Hohenshelt v. Superior Court, S284498 – Decided August 11, 2025
The California Supreme Court today, by a 5–2 vote, rejected the theory that nonpayment of arbitration fees and costs always results in waiver of the right to arbitrate under Code of Civil Procedure section 1281.98. Having concluded that section 1281.98 does not create an inflexible and harsh rule that mandates an automatic waiver for any late payments, the Court held that the Federal Arbitration Act does not preempt the statute.

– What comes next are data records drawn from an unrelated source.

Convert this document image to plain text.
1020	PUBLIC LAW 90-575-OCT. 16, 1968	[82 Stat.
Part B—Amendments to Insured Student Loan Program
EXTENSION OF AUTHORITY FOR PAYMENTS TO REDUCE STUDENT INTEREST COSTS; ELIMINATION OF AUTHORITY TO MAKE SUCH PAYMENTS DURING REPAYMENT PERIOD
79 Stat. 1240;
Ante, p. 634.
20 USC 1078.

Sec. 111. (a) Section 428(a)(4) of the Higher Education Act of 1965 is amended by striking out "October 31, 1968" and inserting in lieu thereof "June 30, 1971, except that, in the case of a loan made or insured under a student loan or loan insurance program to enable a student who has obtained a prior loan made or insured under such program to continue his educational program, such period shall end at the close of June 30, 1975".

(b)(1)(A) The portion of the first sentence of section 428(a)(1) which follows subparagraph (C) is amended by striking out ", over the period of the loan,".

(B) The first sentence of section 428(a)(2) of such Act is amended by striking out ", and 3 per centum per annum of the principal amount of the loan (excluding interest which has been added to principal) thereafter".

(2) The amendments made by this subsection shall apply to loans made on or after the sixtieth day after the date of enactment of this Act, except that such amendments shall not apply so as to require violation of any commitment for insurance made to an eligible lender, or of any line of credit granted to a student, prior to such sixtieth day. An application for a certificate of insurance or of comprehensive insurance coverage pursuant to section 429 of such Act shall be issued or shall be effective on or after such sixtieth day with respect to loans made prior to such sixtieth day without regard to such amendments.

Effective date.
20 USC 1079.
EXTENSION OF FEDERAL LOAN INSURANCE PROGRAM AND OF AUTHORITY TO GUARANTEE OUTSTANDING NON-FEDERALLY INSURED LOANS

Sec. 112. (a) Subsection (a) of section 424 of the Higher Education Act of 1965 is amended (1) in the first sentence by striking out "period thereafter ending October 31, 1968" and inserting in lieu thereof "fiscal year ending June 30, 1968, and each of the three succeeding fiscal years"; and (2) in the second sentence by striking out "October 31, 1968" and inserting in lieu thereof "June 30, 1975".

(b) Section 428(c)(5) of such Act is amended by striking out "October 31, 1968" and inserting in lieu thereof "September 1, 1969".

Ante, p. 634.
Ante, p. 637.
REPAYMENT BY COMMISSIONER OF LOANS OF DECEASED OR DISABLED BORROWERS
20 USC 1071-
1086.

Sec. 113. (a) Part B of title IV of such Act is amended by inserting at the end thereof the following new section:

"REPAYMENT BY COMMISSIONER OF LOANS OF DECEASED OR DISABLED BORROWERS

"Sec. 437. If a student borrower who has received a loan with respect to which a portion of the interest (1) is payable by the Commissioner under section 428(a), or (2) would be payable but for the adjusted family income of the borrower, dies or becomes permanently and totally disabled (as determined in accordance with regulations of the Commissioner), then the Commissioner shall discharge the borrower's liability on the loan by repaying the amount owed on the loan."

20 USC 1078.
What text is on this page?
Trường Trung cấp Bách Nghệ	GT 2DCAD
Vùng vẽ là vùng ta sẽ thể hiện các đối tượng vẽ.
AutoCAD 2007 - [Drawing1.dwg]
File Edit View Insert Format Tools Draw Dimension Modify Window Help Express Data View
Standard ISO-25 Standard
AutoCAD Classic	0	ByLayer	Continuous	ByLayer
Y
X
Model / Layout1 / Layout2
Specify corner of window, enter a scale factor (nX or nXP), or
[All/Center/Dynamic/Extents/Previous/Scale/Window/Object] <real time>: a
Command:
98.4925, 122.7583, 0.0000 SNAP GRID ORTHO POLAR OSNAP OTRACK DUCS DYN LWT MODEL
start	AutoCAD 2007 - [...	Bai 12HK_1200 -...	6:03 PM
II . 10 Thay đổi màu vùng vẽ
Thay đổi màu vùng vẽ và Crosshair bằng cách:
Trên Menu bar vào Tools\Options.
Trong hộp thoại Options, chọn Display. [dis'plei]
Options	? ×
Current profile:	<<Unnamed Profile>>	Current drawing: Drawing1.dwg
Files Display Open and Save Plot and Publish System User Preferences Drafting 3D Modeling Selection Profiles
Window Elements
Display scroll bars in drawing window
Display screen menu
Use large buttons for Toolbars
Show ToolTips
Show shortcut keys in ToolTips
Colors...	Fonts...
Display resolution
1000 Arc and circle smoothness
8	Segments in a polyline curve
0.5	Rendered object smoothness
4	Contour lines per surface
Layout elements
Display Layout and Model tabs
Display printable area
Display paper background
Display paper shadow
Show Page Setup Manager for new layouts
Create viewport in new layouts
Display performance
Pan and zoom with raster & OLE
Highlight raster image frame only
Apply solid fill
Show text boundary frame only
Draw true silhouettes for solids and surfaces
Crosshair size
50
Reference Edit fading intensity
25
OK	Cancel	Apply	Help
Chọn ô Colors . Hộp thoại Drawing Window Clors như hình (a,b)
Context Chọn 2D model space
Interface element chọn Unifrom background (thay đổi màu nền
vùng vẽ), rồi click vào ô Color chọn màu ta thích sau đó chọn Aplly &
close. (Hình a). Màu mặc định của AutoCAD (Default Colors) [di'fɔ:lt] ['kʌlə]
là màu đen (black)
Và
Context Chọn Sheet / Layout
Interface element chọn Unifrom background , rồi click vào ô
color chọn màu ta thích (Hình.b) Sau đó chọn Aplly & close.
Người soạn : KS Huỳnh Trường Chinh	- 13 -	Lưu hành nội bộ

“Although section 1281.98 has been interpreted by various Courts of Appeal to impose an inflexible and sometimes harsh rule resulting in loss of arbitral rights, we reject that rigid construction and instead conclude that the statute does not abrogate the longstanding principle, established by statute and common law, that one party’s nonperformance of an obligation automatically extinguishes the other party’s contractual duties only when nonperformance is willful, grossly negligent, or fraudulent. . . . So understood, the operation of section 1281.98 does not deviate from ‘generally applicable state law contract principles.’”
Justice Liu, writing for the Court
California Code of Civil Procedure section 1281.98 provides that if an arbitration agreement in the employment or consumer context requires the party that drafted the agreement to “pay certain fees and costs during the pendency of an arbitration proceeding,” failure to pay those fees and costs within 30 days of their being due...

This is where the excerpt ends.